In Jessica Lahey’s best selling book, The Gift of Failure: How the Best Parents Learn to Let Go So Their Children Can Succeed, she writes on this topic saying, “Out of love and desire to protect our children’s self-esteem, we have bulldozed every uncomfortable bump and obstacle out of the way, clearing the manicured path we hoped would lead to success and happiness. Unfortunately, in doing so, we have deprived our children of the most important lessons of childhood. The setbacks, mistakes, miscalculations, and failures we have shoved out of our children’s way are the very experiences that teach them how to be resourceful, persistent, innovative and resilient citizens of this world” (Lahey).

We need to teach our fledglings to fly without us. Now, I am not suggesting that you push your cute, baby birds out of the nest before they are ready. Rather, I’d like us to work together to teach them the skills needed to take flight! Once they grow their flight feathers, we need to teach them to flap their wings, understand the wind, and instill the courage necessary to take the first leap out of the nest without us.

When children feel safe and supported, they have the courage needed to take the leaps in life. Ideally, they will soar and feel the wind through their wings, but sometimes they will fall to the ground. Falling is okay. Let your fledglings brush off their wings and climb to the top of the nest, then encourage them to leap again by asking, “What could we do differently next time?” We all make mistakes – but when we learn from those mistakes, they turn into lessons, and learning lessons is what school and life are all about.

What do standardized tests, reading scores, grades, and college admission decisions all have in common?

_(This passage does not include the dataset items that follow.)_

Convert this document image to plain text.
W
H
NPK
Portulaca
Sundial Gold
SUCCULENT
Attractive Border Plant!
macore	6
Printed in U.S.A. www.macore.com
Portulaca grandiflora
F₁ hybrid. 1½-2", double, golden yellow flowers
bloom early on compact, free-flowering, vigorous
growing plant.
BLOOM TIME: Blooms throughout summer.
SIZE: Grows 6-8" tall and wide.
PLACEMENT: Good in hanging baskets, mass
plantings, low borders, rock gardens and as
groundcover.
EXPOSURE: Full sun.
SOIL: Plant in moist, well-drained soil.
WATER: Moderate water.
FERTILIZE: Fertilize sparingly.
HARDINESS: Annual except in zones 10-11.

This is not a riddle; all of them are used to compare our children’s successes against one another’s. Let’s resist society’s pressures that make us feel “judged by (our) children’s accomplishments rather than their happiness” (Lahey). With enough practice, every child can learn to ride a bike. Does it really matter if it takes him or her two weeks or two months? No – you are just going to remember the joy on your child’s face when he or she realizes you aren’t holding the seat anymore. “School is prime time for failure, even among kids who have sailed through school… The combined stressors of puberty, heightened academic expectations, and increased workload are a setup for failure. How parents, teachers, and students work together to overcome those inevitable failures predicts so much about how children will fare in high school, college, and beyond” (Lahey). Sure, we all want our children to be successful, but let’s refine our definition of success to include happiness, as well as character traits like determination, perseverance, and grit.  

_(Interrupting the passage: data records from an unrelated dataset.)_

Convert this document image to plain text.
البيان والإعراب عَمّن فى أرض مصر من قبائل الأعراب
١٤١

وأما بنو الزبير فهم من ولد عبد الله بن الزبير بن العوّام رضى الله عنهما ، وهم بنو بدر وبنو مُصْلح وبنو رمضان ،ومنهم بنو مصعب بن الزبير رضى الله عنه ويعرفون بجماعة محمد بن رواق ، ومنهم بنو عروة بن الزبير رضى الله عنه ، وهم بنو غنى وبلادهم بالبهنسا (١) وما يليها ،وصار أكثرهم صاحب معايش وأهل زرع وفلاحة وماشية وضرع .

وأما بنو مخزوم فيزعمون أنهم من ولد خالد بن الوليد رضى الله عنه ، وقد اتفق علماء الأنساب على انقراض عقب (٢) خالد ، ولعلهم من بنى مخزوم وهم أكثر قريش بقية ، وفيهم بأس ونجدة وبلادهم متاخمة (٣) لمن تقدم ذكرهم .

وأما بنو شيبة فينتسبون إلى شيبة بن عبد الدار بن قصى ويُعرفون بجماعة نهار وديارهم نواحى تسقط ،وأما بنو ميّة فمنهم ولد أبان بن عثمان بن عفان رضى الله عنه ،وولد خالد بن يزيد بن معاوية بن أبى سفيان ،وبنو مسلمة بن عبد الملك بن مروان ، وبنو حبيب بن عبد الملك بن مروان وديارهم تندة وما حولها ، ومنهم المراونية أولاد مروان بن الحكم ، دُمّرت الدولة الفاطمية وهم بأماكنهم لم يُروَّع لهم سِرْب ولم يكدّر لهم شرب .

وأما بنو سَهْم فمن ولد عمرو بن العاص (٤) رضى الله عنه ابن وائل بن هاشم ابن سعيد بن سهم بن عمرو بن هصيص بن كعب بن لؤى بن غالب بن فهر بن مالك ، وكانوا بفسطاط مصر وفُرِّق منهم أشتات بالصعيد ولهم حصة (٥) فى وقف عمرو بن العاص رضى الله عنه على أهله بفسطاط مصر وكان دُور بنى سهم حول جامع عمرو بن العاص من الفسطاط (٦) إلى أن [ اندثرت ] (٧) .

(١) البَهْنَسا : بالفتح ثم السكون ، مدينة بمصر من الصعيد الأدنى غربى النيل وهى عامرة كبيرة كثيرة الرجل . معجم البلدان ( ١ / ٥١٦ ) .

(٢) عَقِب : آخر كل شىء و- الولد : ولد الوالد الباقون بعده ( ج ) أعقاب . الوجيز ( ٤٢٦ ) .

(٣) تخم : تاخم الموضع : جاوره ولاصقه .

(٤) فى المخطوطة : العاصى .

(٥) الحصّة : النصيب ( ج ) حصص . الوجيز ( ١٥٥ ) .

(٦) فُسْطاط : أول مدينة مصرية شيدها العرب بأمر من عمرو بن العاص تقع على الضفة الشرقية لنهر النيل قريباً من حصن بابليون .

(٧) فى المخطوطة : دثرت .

Charleston Collegiate School is a family school, a community that partners with parents to inspire students to become passionate, lifelong learners by empowering them with knowledge, creativity, curiosity, and confidence to mindfully embrace the opportunities of tomorrow. What does that mean? It means we all need to work together to cultivate these character traits in our children that will empower them to handle life’s challenges. As Jessica Lahey explains, “the ability to attend to a task and stick to long-term goals is the greatest predictor of success, greater than academic achievement, extracurricular involvement, test scores, and IQ.”

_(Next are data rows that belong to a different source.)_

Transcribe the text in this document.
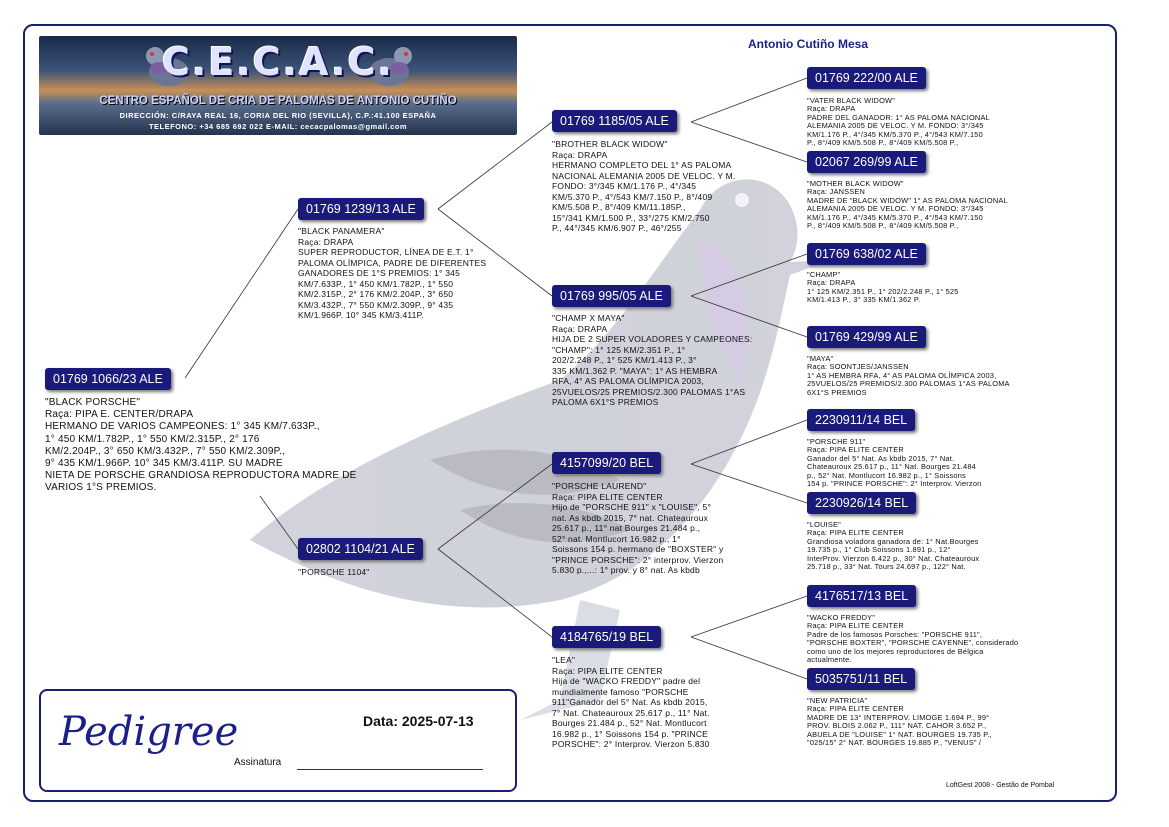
C.E.C.A.C.
CENTRO ESPAÑOL DE CRIA DE PALOMAS DE ANTONIO CUTIÑO
DIRECCIÓN: C/RAYA REAL 16, CORIA DEL RIO (SEVILLA), C.P.:41.100 ESPAÑA
TELEFONO: +34 685 692 022 E-MAIL: cecacpalomas@gmail.com
Antonio Cutiño Mesa
01769 1066/23 ALE
"BLACK PORSCHE"
Raça: PIPA E. CENTER/DRAPA
HERMANO DE VARIOS CAMPEONES: 1° 345 KM/7.633P.,
1° 450 KM/1.782P., 1° 550 KM/2.315P., 2° 176
KM/2.204P., 3° 650 KM/3.432P., 7° 550 KM/2.309P.,
9° 435 KM/1.966P. 10° 345 KM/3.411P. SU MADRE
NIETA DE PORSCHE GRANDIOSA REPRODUCTORA MADRE DE
VARIOS 1°S PREMIOS.
01769 1239/13 ALE
"BLACK PANAMERA"
Raça: DRAPA
SUPER REPRODUCTOR, LÍNEA DE E.T. 1°
PALOMA OLÍMPICA, PADRE DE DIFERENTES
GANADORES DE 1°S PREMIOS: 1° 345
KM/7.633P., 1° 450 KM/1.782P., 1° 550
KM/2.315P., 2° 176 KM/2.204P., 3° 650
KM/3.432P., 7° 550 KM/2.309P., 9° 435
KM/1.966P. 10° 345 KM/3.411P.
02802 1104/21 ALE
"PORSCHE 1104"
01769 1185/05 ALE
"BROTHER BLACK WIDOW"
Raça: DRAPA
HERMANO COMPLETO DEL 1° AS PALOMA
NACIONAL ALEMANIA 2005 DE VELOC. Y M.
FONDO: 3°/345 KM/1.176 P., 4°/345
KM/5.370 P., 4°/543 KM/7.150 P., 8°/409
KM/5.508 P., 8°/409 KM/11.185P.,
15°/341 KM/1.500 P., 33°/275 KM/2.750
P., 44°/345 KM/6.907 P., 46°/255
01769 995/05 ALE
"CHAMP X MAYA"
Raça: DRAPA
HIJA DE 2 SUPER VOLADORES Y CAMPEONES:
"CHAMP": 1° 125 KM/2.351 P., 1°
202/2.248 P., 1° 525 KM/1.413 P., 3°
335 KM/1.362 P. "MAYA": 1° AS HEMBRA
RFA, 4° AS PALOMA OLÍMPICA 2003,
25VUELOS/25 PREMIOS/2.300 PALOMAS 1°AS
PALOMA 6X1°S PREMIOS
4157099/20 BEL
"PORSCHE LAUREND"
Raça: PIPA ELITE CENTER
Hijo de "PORSCHE 911" x "LOUISE", 5°
nat. As kbdb 2015, 7° nat. Chateauroux
25.617 p., 11° nat Bourges 21.484 p.,
52° nat. Montlucort 16.982 p., 1°
Soissons 154 p. hermano de "BOXSTER" y
"PRINCE PORSCHE": 2° interprov. Vierzon
5.830 p.,...: 1° prov. y 8° nat. As kbdb
4184765/19 BEL
"LEA"
Raça: PIPA ELITE CENTER
Hija de "WACKO FREDDY" padre del
mundialmente famoso "PORSCHE
911"Ganador del 5° Nat. As kbdb 2015,
7° Nat. Chateauroux 25.617 p., 11° Nat.
Bourges 21.484 p., 52° Nat. Montlucort
16.982 p., 1° Soissons 154 p. "PRINCE
PORSCHE": 2° Interprov. Vierzon 5.830
01769 222/00 ALE
"VATER BLACK WIDOW"
Raça: DRAPA
PADRE DEL GANADOR: 1° AS PALOMA NACIONAL
ALEMANIA 2005 DE VELOC. Y M. FONDO: 3°/345
KM/1.176 P., 4°/345 KM/5.370 P., 4°/543 KM/7.150
P., 8°/409 KM/5.508 P., 8°/409 KM/5.508 P.,
02067 269/99 ALE
"MOTHER BLACK WIDOW"
Raça: JANSSEN
MADRE DE "BLACK WIDOW" 1° AS PALOMA NACIONAL
ALEMANIA 2005 DE VELOC. Y M. FONDO: 3°/345
KM/1.176 P., 4°/345 KM/5.370 P., 4°/543 KM/7.150
P., 8°/409 KM/5.508 P., 8°/409 KM/5.508 P.,
01769 638/02 ALE
"CHAMP"
Raça: DRAPA
1° 125 KM/2.351 P., 1° 202/2.248 P., 1° 525
KM/1.413 P., 3° 335 KM/1.362 P.
01769 429/99 ALE
"MAYA"
Raça: SOONTJES/JANSSEN
1° AS HEMBRA RFA, 4° AS PALOMA OLÍMPICA 2003,
25VUELOS/25 PREMIOS/2.300 PALOMAS 1°AS PALOMA
6X1°S PREMIOS
2230911/14 BEL
"PORSCHE 911"
Raça: PIPA ELITE CENTER
Ganador del 5° Nat. As kbdb 2015, 7° Nat.
Chateauroux 25.617 p., 11° Nat. Bourges 21.484
p., 52° Nat. Montlucort 16.982 p., 1° Soissons
154 p. "PRINCE PORSCHE": 2° Interprov. Vierzon
2230926/14 BEL
"LOUISE"
Raça: PIPA ELITE CENTER
Grandiosa voladora ganadora de: 1° Nat.Bourges
19.735 p., 1° Club Soissons 1.891 p., 12°
InterProv. Vierzon 6.422 p., 30° Nat. Chateauroux
25.718 p., 33° Nat. Tours 24.697 p., 122° Nat.
4176517/13 BEL
"WACKO FREDDY"
Raça: PIPA ELITE CENTER
Padre de los famosos Porsches: "PORSCHE 911",
"PORSCHE BOXTER", "PORSCHE CAYENNE", considerado
como uno de los mejores reproductores de Bélgica
actualmente.
5035751/11 BEL
"NEW PATRICIA"
Raça: PIPA ELITE CENTER
MADRE DE 13° INTERPROV. LIMOGE 1.694 P., 99°
PROV. BLOIS 2.062 P., 111° NAT. CAHOR 3.652 P.,
ABUELA DE "LOUISE" 1° NAT. BOURGES 19.735 P.,
"025/15" 2° NAT. BOURGES 19.885 P., "VENUS" /
Pedigree	Data: 2025-07-13
Assinatura
LoftGest 2008 - Gestão de Pombal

So, the next time our children forget their iPads, lose their homework, or ask for poster board the day before the science fair, let’s ask ourselves- “What is the end game?” and “How can we turn this mistake into a lesson?” Let’s work together to teach our fledglings to fly high!


Dean of Middle & Upper School

Works Cited:

Lahey, Jessica. The Gift of Failure: How the Best Parents Learn to Let Go So Their Children Can Succeed. Harper. 2015.